Msvcrt.getch() Detects Space Every Time
Solution 1:
It's not detecting space. Space is 32
, not 0
.
What's happening is that you're using a wide-character terminal, but reading it as bytes, so you're seeing the UTF-16-LE bytes. In UTF-16-LE, an a
is two bytes, 97
and 0
. If you read those as if they were two ASCII characters instead of one UTF-16-LE character, you'll get a
followed by \0
.
Notice that what you get back isn't actually 'a\0a\0a\0'
, but b'a\0a\0a\0'
. So you could buffer these up into a bytes
or bytearray
and use decode('utf-16-le')
on it. But that defeats the purpose of reading one character at a time.

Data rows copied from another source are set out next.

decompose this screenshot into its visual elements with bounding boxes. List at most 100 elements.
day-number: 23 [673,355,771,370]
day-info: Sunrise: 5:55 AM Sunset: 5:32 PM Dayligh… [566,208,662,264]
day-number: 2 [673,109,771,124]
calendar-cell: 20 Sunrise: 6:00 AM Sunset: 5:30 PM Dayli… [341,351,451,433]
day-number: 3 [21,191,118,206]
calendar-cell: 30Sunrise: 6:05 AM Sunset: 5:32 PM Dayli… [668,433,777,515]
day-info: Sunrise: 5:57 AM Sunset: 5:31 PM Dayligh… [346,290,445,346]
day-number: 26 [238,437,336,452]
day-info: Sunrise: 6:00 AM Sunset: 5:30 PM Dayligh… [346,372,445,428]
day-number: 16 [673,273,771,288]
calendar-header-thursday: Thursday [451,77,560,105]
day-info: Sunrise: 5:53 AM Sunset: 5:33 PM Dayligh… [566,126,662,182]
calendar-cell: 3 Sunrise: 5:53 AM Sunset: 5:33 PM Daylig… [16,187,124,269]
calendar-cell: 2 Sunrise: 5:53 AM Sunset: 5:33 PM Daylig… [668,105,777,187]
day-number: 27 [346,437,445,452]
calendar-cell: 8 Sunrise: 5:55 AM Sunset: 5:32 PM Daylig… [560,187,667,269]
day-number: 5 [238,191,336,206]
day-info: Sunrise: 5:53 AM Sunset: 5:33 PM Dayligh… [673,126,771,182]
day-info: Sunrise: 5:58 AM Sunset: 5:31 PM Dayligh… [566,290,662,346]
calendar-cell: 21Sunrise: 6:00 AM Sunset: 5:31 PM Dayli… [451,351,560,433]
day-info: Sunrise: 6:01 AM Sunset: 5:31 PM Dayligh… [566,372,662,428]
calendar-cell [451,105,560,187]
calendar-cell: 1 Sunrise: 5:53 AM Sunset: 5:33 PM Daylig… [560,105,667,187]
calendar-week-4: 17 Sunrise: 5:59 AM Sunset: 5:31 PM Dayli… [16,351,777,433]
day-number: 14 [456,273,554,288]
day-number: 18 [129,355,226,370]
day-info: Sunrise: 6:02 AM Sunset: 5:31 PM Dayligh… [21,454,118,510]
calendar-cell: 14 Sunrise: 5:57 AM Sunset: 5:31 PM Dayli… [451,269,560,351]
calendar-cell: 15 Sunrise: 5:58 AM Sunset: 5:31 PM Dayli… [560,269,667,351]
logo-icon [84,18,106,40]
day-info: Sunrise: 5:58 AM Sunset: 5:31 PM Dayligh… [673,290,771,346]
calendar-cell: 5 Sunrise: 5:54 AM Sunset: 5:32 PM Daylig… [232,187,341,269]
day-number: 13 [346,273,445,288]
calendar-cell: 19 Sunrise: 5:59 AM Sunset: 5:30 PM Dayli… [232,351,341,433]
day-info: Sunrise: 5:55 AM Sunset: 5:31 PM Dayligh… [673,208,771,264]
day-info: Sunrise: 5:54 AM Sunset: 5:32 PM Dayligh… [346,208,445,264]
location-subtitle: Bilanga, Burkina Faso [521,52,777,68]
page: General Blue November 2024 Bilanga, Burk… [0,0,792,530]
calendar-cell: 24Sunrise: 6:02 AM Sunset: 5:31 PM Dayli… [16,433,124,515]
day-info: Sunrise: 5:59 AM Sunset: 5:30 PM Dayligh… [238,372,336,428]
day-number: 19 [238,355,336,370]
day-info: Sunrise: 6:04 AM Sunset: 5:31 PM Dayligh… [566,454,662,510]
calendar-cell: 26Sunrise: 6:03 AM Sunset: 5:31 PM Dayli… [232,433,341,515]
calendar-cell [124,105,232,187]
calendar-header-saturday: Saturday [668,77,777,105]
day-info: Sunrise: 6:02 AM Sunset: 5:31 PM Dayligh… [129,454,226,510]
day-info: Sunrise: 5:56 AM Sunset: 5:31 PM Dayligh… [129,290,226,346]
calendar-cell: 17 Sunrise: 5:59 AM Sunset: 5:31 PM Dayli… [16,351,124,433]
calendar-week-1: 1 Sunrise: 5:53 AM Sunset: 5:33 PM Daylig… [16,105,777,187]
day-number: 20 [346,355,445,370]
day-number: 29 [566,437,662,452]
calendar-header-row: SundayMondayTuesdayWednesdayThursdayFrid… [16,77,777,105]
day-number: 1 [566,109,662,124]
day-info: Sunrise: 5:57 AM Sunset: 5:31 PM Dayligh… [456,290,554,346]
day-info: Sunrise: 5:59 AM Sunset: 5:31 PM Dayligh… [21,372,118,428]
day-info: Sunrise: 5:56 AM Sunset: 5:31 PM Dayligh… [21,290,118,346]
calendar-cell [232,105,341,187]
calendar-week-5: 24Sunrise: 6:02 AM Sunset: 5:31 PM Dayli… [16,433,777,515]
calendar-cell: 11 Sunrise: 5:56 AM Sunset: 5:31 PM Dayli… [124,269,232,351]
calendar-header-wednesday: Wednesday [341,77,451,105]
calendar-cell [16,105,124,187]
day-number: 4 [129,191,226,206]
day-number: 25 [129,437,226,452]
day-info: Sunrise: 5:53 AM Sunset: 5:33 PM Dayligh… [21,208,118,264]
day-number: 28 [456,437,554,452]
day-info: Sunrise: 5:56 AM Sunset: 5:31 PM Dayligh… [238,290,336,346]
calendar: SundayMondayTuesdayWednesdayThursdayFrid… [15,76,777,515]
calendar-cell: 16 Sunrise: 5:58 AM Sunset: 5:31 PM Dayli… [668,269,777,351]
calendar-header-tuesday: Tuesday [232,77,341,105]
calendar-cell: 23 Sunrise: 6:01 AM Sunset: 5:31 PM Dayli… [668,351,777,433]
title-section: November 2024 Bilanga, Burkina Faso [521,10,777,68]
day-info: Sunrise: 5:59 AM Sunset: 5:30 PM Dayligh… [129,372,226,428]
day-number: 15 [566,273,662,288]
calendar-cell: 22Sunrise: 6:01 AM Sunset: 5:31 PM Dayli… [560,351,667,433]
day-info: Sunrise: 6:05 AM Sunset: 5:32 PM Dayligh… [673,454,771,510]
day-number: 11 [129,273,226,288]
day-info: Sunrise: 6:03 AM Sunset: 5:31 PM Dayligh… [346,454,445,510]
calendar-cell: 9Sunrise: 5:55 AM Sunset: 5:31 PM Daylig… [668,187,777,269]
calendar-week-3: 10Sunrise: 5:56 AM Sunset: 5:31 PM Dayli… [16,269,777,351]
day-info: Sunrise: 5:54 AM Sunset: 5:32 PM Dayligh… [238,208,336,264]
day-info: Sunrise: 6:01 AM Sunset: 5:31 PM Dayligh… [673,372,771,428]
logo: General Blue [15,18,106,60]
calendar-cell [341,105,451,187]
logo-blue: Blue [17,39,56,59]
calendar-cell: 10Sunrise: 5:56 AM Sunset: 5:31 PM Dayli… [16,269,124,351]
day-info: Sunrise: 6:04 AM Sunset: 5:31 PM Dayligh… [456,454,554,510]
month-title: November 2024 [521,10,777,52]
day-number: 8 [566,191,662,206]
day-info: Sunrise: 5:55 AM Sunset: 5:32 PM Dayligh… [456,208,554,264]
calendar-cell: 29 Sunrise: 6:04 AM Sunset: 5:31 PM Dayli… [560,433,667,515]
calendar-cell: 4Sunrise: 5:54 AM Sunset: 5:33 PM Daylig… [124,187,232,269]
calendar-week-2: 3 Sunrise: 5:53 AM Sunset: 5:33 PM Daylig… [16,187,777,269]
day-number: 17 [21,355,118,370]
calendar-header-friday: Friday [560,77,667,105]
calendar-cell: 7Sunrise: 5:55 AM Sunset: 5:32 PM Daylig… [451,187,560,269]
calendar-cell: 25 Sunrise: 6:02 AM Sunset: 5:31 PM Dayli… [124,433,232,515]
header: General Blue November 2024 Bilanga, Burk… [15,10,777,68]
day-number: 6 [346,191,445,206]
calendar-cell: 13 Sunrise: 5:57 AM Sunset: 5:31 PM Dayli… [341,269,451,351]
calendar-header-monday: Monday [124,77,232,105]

The simplest fix is to use getwch
instead of getch
. This will mostly just do what you want—return a single-character str
value like 'a'
rather than two separate single-byte bytes
values.
There may still be some problems with astral characters (everything above U+FFFF
) showing up as two separate surrogates instead of one single character, and "special keys" will still show up as a Unicode U+0000
or U+00E0
followed by a keycode (or, if you have an older Python, possibly as a broken U+E0xx
with the keycode embedded in the character). But otherwise, it'll work the way you expected.